When We Live a Life of Mercy, It Can Transform the World

Pastor Chris

If you’ve been paying attention to some of the national news of the past couple weeks, you’ve probably come across a “kerfuffle” (to use a certain member’s favorite term) involving the topic of having mercy. This came in the context of President Trump’s return to office, and the very real impacts his decisions have on vulnerable populations across this nation. But for some reason, invitations to have mercy on others became a hot button conversation point in our national discourse. So I thought it might be beneficial to talk briefly about what mercy is, and how the term appears in the Bible.

First, the term “mercy” or a variation of the word appears about 360 times in the King James Version of the Bible.
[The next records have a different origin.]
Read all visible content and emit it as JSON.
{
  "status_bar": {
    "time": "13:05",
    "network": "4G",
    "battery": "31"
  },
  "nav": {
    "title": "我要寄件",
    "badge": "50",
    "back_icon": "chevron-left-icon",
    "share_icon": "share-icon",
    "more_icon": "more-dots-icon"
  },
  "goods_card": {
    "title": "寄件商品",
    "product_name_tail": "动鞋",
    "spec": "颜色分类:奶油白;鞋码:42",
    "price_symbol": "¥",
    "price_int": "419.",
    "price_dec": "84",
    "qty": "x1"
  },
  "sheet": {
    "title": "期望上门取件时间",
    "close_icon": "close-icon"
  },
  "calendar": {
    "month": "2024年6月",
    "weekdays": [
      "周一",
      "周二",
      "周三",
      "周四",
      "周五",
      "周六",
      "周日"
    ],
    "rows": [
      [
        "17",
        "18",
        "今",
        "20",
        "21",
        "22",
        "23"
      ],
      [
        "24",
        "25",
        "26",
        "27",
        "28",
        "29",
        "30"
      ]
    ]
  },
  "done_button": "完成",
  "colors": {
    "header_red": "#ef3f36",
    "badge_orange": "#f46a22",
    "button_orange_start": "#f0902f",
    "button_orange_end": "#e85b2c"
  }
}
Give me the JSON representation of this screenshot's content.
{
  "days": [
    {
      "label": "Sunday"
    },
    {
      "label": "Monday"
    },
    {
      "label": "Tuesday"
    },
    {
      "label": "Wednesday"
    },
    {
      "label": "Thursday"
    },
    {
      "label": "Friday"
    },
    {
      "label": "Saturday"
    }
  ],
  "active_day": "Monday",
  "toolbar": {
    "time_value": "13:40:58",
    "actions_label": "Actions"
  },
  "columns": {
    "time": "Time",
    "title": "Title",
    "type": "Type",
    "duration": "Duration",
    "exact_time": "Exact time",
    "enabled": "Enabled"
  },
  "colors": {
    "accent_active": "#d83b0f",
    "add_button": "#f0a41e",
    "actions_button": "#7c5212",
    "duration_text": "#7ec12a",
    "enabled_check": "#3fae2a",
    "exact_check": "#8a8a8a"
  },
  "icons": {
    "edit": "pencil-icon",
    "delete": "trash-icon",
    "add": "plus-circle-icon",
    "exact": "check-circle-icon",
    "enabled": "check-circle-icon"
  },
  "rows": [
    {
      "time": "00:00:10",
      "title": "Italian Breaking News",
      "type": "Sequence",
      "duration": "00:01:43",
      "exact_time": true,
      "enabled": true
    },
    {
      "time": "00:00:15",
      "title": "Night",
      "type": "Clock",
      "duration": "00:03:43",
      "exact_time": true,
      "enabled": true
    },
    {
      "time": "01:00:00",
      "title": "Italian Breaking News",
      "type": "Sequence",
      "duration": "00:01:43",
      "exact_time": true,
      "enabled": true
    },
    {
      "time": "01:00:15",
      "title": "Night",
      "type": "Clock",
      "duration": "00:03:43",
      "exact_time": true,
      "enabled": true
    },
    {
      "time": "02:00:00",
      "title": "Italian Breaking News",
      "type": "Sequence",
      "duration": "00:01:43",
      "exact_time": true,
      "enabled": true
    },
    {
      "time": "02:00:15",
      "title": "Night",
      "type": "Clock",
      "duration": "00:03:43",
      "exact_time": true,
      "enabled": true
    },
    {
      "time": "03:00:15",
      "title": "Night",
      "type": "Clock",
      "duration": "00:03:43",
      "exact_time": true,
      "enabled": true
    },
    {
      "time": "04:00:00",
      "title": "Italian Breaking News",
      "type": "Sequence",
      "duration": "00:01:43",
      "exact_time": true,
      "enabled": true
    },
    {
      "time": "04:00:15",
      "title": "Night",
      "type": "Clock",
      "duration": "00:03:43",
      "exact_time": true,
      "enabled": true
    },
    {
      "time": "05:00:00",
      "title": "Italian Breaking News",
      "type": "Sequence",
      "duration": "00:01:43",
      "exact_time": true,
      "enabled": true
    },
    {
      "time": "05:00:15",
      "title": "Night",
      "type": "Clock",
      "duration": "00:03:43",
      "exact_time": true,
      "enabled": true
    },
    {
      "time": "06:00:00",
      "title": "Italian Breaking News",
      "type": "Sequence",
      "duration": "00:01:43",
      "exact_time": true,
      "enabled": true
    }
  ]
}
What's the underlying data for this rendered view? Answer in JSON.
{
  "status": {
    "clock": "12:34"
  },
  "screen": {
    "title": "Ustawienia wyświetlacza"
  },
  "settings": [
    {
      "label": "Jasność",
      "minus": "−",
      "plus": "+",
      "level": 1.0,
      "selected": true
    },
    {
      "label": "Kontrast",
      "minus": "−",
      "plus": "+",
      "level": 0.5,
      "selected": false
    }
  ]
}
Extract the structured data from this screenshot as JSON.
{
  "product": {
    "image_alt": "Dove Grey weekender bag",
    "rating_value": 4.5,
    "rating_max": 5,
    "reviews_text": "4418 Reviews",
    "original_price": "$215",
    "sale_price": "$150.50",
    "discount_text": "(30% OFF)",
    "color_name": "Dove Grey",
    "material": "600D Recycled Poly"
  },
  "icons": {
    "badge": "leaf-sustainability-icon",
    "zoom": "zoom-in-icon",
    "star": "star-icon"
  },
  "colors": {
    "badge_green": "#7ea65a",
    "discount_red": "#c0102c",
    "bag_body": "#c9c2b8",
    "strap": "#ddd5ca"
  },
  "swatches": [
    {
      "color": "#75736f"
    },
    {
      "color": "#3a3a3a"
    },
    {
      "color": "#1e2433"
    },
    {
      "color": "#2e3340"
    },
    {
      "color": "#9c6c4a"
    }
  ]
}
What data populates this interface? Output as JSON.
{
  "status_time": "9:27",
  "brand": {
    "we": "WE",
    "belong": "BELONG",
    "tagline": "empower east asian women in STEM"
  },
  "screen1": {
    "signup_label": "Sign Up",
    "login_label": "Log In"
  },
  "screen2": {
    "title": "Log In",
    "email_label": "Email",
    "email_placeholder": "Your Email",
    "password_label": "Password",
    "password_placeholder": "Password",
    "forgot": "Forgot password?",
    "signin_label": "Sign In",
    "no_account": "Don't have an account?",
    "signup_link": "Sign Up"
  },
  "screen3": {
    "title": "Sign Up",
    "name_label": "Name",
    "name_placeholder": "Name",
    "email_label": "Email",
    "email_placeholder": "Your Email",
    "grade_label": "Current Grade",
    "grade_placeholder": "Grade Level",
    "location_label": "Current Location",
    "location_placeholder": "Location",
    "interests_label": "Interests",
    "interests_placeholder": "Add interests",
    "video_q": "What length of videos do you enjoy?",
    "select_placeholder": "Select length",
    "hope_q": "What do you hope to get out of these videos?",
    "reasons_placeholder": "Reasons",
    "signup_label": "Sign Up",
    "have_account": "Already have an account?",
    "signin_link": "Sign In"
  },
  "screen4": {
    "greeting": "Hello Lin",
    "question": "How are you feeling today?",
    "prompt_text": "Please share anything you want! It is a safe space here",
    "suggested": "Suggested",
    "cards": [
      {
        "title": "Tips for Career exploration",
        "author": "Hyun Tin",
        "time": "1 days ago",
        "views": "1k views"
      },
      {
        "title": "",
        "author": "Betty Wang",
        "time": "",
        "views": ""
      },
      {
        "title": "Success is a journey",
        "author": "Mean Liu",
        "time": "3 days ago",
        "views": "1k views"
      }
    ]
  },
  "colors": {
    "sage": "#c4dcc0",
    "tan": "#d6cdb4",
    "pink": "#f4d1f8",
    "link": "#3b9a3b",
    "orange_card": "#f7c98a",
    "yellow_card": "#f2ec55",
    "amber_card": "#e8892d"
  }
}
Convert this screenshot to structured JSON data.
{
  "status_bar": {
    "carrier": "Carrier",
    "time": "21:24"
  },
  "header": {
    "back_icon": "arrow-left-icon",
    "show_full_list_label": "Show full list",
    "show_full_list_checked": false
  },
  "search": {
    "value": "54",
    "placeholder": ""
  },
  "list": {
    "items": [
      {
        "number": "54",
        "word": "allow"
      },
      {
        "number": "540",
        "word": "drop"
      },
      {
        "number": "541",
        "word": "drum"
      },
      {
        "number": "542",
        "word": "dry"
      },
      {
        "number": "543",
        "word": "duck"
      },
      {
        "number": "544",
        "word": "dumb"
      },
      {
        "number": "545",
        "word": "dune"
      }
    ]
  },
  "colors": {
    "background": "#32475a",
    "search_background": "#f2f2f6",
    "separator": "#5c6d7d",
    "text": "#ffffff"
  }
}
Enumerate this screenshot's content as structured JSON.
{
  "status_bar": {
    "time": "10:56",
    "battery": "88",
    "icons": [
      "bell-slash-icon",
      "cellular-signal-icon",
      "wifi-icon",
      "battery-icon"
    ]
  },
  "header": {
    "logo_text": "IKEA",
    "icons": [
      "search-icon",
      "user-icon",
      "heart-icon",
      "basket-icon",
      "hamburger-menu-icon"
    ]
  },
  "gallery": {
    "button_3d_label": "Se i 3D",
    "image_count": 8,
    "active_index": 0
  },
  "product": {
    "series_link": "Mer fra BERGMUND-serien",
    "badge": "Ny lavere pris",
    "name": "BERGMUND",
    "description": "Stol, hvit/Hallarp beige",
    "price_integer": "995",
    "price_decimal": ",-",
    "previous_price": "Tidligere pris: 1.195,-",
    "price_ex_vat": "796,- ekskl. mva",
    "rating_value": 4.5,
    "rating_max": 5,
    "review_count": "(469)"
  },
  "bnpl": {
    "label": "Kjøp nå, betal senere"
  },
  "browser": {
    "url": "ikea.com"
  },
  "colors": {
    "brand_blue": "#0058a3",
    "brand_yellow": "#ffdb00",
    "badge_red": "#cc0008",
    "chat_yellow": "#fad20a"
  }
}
Different translations have tried to give more nuance to the words that were translated as “mercy” previously, but even still, in our more current New Revised Standard Version of the Bible, mercy shows up over 150 times. There are still more instances of God acting with mercy that don’t technically use the term in our English translations.

A quick search in an online dictionary for a definition of mercy featured the following: “compassionate or kindly forbearance shown toward an offender, an enemy, or other person in one’s power; compassion, pity, or benevolence.” Key to that definition is the nature of power. Mercy usually happens when a person who has power chooses to act in a compassionate manner toward someone who has less power. And while our headlines have focused on how political power can be used (or misused), mercy and the dynamics of power show up in other places as well.

In scripture, we find mercy can be an act, such as in Jesus’ parable of the Good Samaritan (Luke 10). A Samaritan – a person who was generally viewed with prejudice by Jesus’ Jewish community – was reported by Jesus to have shown mercy to the Jewish man who had been beaten and robbed by bandits. The Samaritan had the power to simply keep walking and ignore this ethnic adversary, much like the Jewish man’s own people did. But the Samaritan chooses differently. Mercy in this case involved personal care of the individual by bandaging his wounds, taking the time to transport the wounded man, risking his own welfare for the sake of the neighbor (bandits could very easily have been waiting for someone to wait to help the first victim in order to attack another person), and then providing for the injured man by paying in advance (and promising to pay more if needed) for the man’s room and care. Jesus asks the lawyer, “Who acted as a neighbor to the man?” and the lawyer responds, “The one who showed him mercy.” Jesus tells him – and us by extension – to go and do likewise. I think that’s a pretty good example of what mercy looked like to Jesus. As described above, this mercy was unconditional. And it is this mercy on which we rely as well.

Many Sundays in worship, we cry out, “Lord, have mercy!” in song or in prayer. We know through confession and forgiveness that we all sin and fall short of God’s glory. Day by day, all we can do is rely on God’s infinite mercy that gives us an opportunity to do better than we did the day before. In our current worship setting, we are praying “Kyrie, eleison” as we then describe where God’s mercy should be (and is) active – on our world, on our way. It isn’t contained to our church. It isn’t contained to one group of people. God’s mercy is meant for all, and this mercy is both active and constant. When we cry out “Lord, have mercy!” we are crying out for God’s care and providence upon all people. And that happens most consistently when we ourselves live out our baptismal call to be the body of Christ – God’s hands and feet in the world.

Family of God, every day we have the opportunity – as both burden and joy – to ask ourselves how our actions are acts of mercy and kindness, and how they might not be. I invite you today to live your life as one who has seen God’s mercy and is called to share that mercy with others. For it is in mercy that God chose to transform the world through the Son, and it is through that grace that we all can live with hope regardless of the despair and doubt that push us to leave hope behind.

This day, I hope you will choose mercy. I hope you will choose kindness. And in living our lives, may that mercy and kindness continue to transform the world with the love of God that reveals God’s eternal mercy on us, established in God’s eternal blessings given to all of us through the promise of joy found in God’s Son.